Behind him, the Doctor's TARDIS materialised.

He ran to her, fingertips running along her worn paintwork. "What is it?" he asked. "Have you found something? Someone? Oh, clever girl."


"What'll happen to them?" asked Rose, the TARDIS safely dematerialised and Romana sending them spiralling back in time, the Sisterhood lost in the wind.

"Rose, please, I'm trying to calculate co-ordinates." She didn't even look up from the console.

"Come on," said Sarah, guiding her out of the room. "Another cup of tea, I think."

"This is just so frustrating," muttered Rose as she sat down. Sarah clicked the kettle on, began the regular ritual. "I feel like we should be doing something. She's worse than the Doctor, there's barely even a chance to go wandering off."

"And yet we're still kept at arm's length whenever we ask about what she's actually going to do." Milk. Sugar. Stir. She handed Rose her cup of tea. "She's protecting us."

Rose took a gulp of tea. "I guess so. But I just wish that I could talk to him. Just…" She took a deep breath.
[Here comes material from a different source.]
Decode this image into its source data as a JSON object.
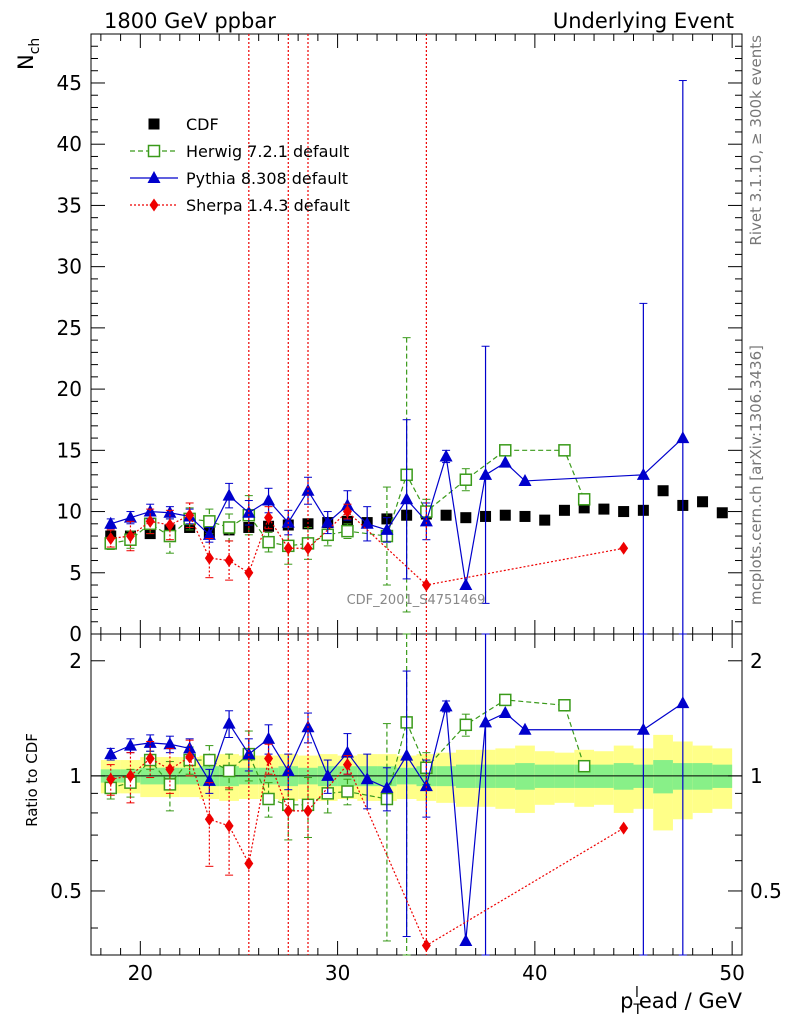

More tea. "You'd think with all the life in the universe there'd be someone around for the big emergencies who'd be able to fix things like that." She snapped her fingers.

"Oh, I suppose someone in one of the upper dimensions will notice eventually," said Romana airily, breezing into the kitchen. "But by then it'll be much too late." She took a packet of biscuits from the cupboard - chocolate hob-nobs - and sat down next to Rose. "There's a lot of life forms that could interfere, and some that really should interfere, but I'm afraid nobody actually will interfere until their own existence is threatened. And virtually no-one with that sort of power bothers with this physical reality."

"So it's up to us?" said Rose.

Romana grinned, bit down on a biscuit. "Cheering thought, isn't it?"

And when she blinked, the image of the little girl in the mirror flickered behind her eyes.